'A collection of safe agents does not make a safe collection of agents'
A new government-commissioned report has flagged the growing risk of deploying multi-agent AI systems in the wake of their rising adoption in workplaces.
An AI agent is a system that interacts with an environment through observation and actions, with the objective of achieving a specific goal, according to the report from the Gradient Institute.
It is distinguished by its AI-driven adaptive decision-making engine, rather than following a set plan.
"This means that AI agents are able to handle greater variability, but often at the cost of reduced reliability and interpretability," read the report, commissioned by the Department of Industry, Science, and Resources.
In Australia, a SnapLogic poll found that 74% of business leaders consider the implementation and development of AI agents over the next 12 months as a priority.
Deployment of multi-agent systems
But the Gradient Institute's report found that single-agent deployments are evolving into multi-agent deployments that can interact with each other.
It cited as an example employers' use of HR agents to process new hires, which must coordinate with IT agents for provisioning access and finance agents for setting up payroll.

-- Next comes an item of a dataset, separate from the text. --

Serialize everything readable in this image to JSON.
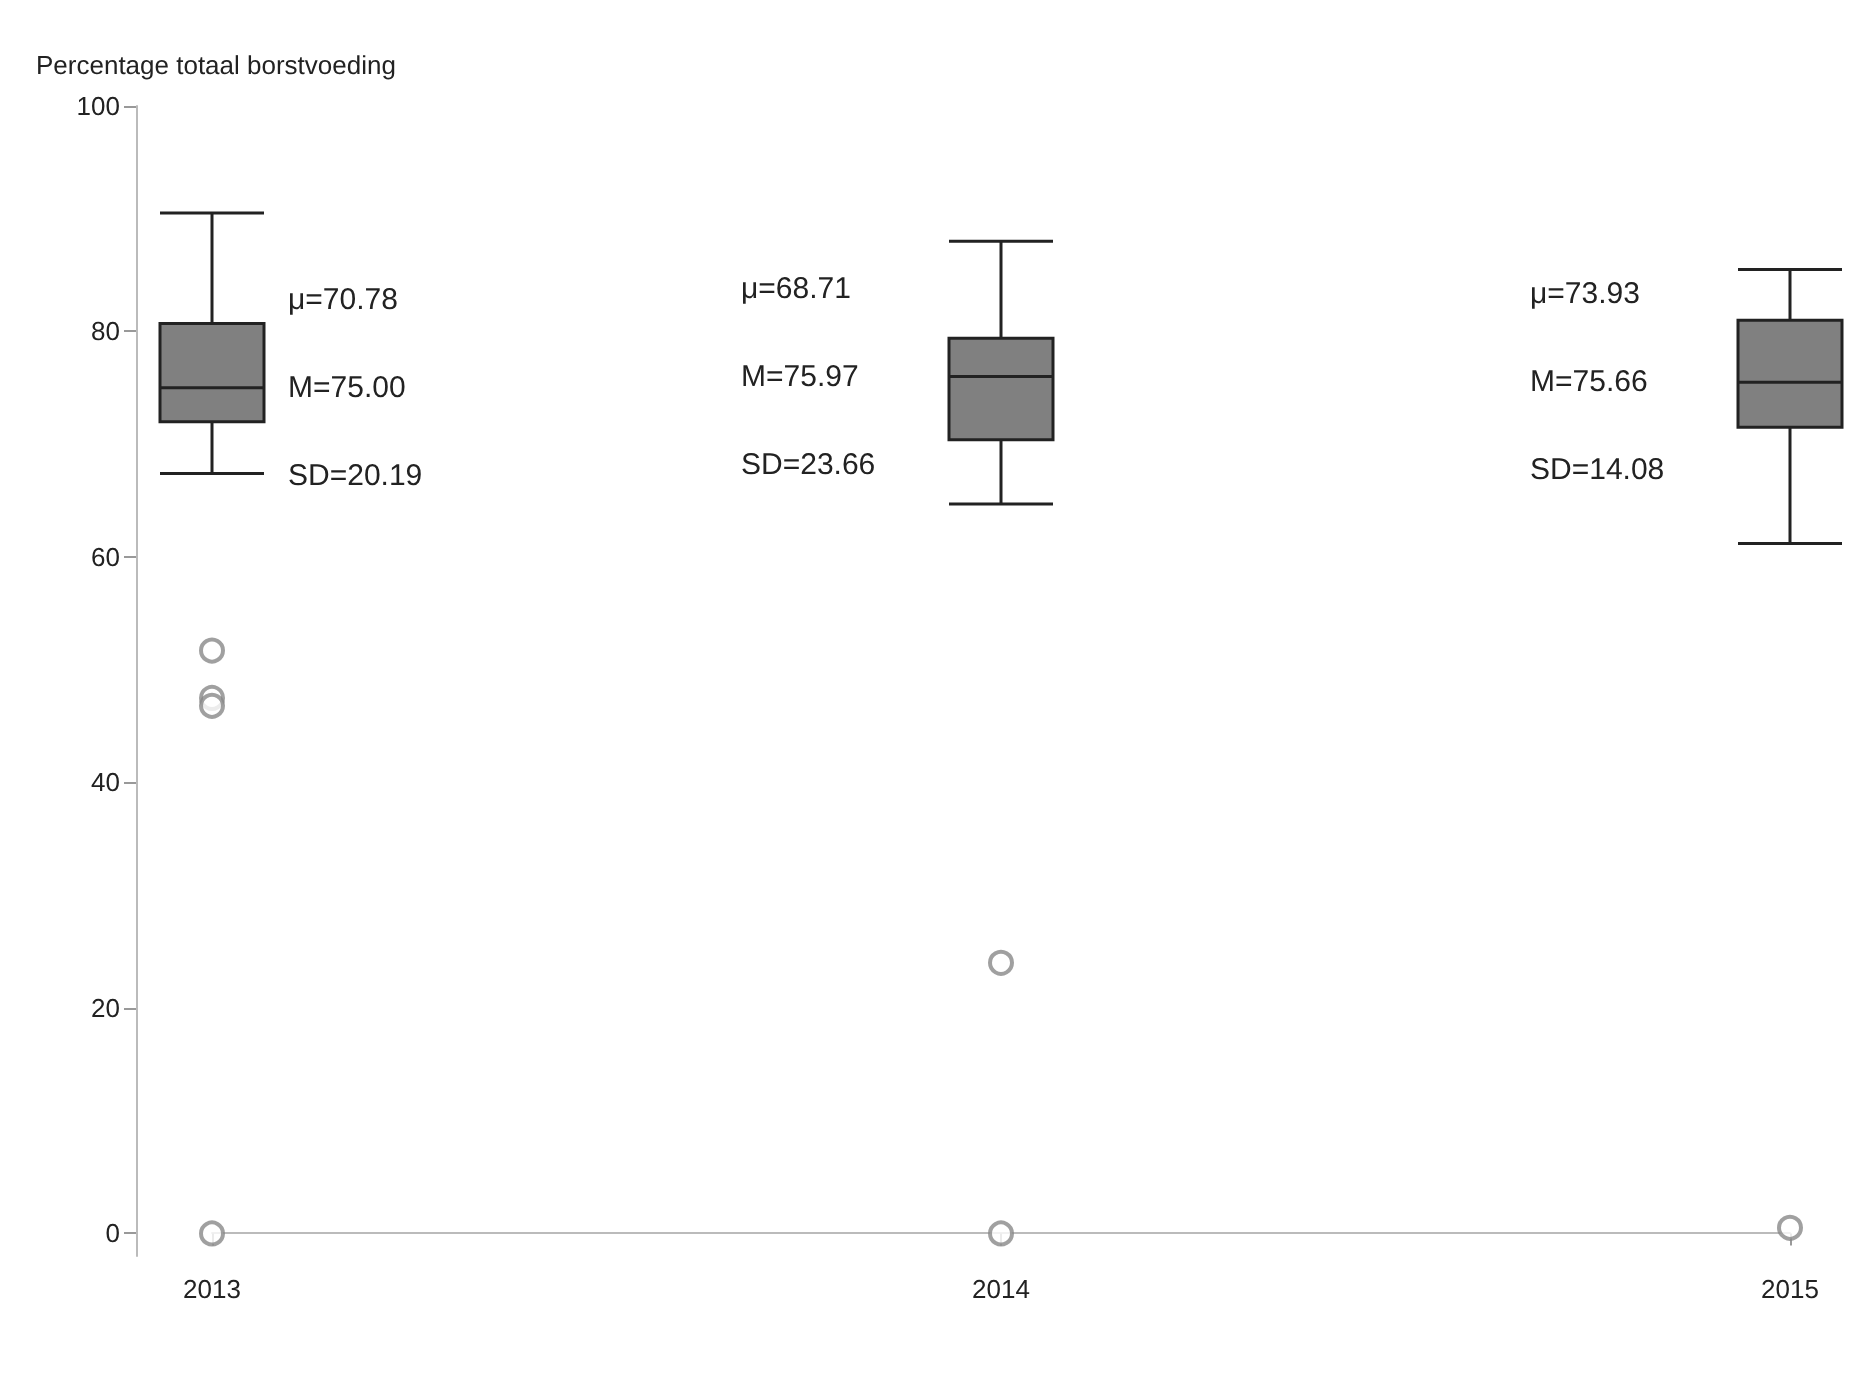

"Such cross-functional dependencies suggest that enabling direct agent-to-agent communication could streamline operations beyond what isolated agents could achieve," the report read.
But Dr Tiberio Caetano, Gradient Institute's Chief Scientist and co-author of the report, pointed out that the use of multi-agent systems is a "fundamental shift in how organisations need to approach AI risk and governance."
"A collection of safe agents does not make a safe collection of agents," Caetano said in a statement. "As multi-agent systems become more prevalent, the need for risk analysis methods that account for agent interactions will only grow."
Risks of agents
Among the risks identified in the report are:
- Inconsistent performance of a single agent derailing complex multi-step processes
- Cascading communication breakdowns as agents misstate or misinterpret messages
- Shared blind spots, and repeated mistakes, when a team of agents all use similar AI models
- Groupthink dynamics where agents reinforce, rather than critique, each other's errors
- Coordination failures when agents don't understand what their peers know or need
- Competing agents optimising for individual goals that undermine organisational outcomes
The report offers a toolkit for organisations to identify and assess risks for multi-AI agent systems.
It also recommended progressive testing stages for multi-agent systems to increase exposure to potential impacts.
"By providing practical tools grounded in rigorous science, we're enabling organisations to better understand the novel risks that emerge when AI agents work together - and how to start addressing them," said Bill Simpson-Young, CEO of Gradient Institute, in a statement.
"The path forward isn't about avoiding this technology; it's about deploying it responsibly with awareness of both its potential and its pitfalls."